On one end of the spectrum are the free-market theorists who believe that government should do nothing to assist or hinder the private sector. On the other end are those who believe that the government is responsible for promoting and enabling economic development.

Any reasoned debate must start with the facts.

A TIF by definition

Tax increment financing is a financing device that uses incremental increases in property, sales or other tax collections within a specified area to finance capital improvements in hopes of drawing businesses and residents to a community. A TIF district, with specifically identified boundaries, is created within an area in need of redevelopment.

A redevelopment or industrial development authority then issues debt, in the form of bonds or notes, and uses the proceeds to pay for redevelopment costs. The TIF debt is secured by a pledge of anticipated increases in tax revenues, or tax increment. Taxing bodies are asked to give up the right to collect all or some of the increases attributable to the financed development for a limited period. When the TIF bonds are paid off, all subsequent tax revenue belongs to the taxing bodies.

Pennsylvania’s Tax Increment Financing Act was adopted July 11, 1990 and amended Dec. 16, 1992. The act’s stated purpose is to “prevent, arrest and alleviate blighted, decayed and substandard areas in municipalities, to increase the tax base and to improve the general economy of the commonwealth” and to “provide an additional and alternative means to finance public facilities and residential, commercial and industrial development and revitalization.”

What they finance

The TIF Act broadly defines projects to include undertakings and activities for the elimination and prevention of blight, including property acquisition, clearance, redevelopment, rehabilitation or conservation. Eligible project costs include costs of public works or improvements, or residential, commercial or industrial development or revitalization within a TIF district. Prior to the 1992 amendments, the act limited financing to public projects. Now, development for private use and ownership is expressly permitted.

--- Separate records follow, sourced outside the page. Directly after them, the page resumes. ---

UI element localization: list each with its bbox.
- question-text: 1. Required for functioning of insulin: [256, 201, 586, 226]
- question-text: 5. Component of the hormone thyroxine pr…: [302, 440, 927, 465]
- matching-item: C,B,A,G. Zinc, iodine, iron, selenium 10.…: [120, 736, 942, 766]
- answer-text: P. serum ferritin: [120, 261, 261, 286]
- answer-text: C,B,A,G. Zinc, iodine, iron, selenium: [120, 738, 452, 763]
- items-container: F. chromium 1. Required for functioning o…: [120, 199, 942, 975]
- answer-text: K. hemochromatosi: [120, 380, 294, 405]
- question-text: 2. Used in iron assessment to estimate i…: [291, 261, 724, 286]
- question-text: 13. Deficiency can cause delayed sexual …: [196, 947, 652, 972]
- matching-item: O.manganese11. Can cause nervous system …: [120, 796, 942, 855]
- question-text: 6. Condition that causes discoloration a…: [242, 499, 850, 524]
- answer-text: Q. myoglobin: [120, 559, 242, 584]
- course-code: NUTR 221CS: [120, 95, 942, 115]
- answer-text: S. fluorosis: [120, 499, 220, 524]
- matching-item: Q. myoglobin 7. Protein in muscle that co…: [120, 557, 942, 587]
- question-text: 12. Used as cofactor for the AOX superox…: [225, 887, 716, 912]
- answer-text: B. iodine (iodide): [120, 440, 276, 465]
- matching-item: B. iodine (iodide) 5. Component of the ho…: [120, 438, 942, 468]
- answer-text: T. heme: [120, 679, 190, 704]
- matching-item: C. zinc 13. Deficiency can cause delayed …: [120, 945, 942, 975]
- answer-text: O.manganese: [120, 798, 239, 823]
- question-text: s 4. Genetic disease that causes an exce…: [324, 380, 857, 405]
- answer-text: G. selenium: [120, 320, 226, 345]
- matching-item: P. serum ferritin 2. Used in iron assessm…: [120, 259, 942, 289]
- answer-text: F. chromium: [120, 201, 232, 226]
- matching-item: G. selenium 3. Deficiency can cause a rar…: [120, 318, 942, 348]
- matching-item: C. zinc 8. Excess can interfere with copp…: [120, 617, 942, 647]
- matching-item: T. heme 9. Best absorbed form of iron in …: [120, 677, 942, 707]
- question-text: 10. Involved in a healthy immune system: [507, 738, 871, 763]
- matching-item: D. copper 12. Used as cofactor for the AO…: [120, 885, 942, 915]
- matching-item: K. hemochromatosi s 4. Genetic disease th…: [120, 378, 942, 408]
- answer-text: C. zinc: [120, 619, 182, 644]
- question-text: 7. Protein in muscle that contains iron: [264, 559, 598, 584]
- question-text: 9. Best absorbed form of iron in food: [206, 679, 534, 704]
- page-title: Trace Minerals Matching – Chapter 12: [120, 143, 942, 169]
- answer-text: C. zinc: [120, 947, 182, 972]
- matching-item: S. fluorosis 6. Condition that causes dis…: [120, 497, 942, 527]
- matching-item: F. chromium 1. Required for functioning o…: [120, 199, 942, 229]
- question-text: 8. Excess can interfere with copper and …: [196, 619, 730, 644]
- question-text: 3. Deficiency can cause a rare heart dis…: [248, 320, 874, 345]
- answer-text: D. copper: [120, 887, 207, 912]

The TIF Act permits a municipality or redevelopment authority to develop a TIF plan and proposal. The municipality with jurisdiction over the area where the TIF District is to be located (which can be a county) designates and identifies the district’s boundaries. The governing body that creates the district must hold public hearings and adopt a resolution or ordinance which, among other things, finds that the district is a blighted area and the project to be undertaken is necessary to eliminate such conditions of blight.

How they’re created

The process of creating a TIF district includes opportunities for public input on a number of levels. Each taxing body involved has the ability to opt out of the TIF plan, or to participate in part. A district can have a maximum life of 20 years.

Once the district has been created, the local assessor is directed to identify the specific parcels of property within the district on the tax roles. On the date of creation, a “base-assessed value” is determined. As development occurs, increases in tax revenue over the base-assessed value may be captured for allocation to principal and interest on TIF debt, or may be used to pay project costs as they are incurred.

The payments that may be pledged to support TIF financing include ad valorem real property taxes, payments in lieu of taxes made by governmental or nonprofit entities, sales taxes, and tax revenue derived from gross receipts or gross or net income realized from business conducted in a TIF district.

Indeed, tax increment financing can be a tool that promotes vitality, creates jobs, adds activity to local economies and improves distressed areas.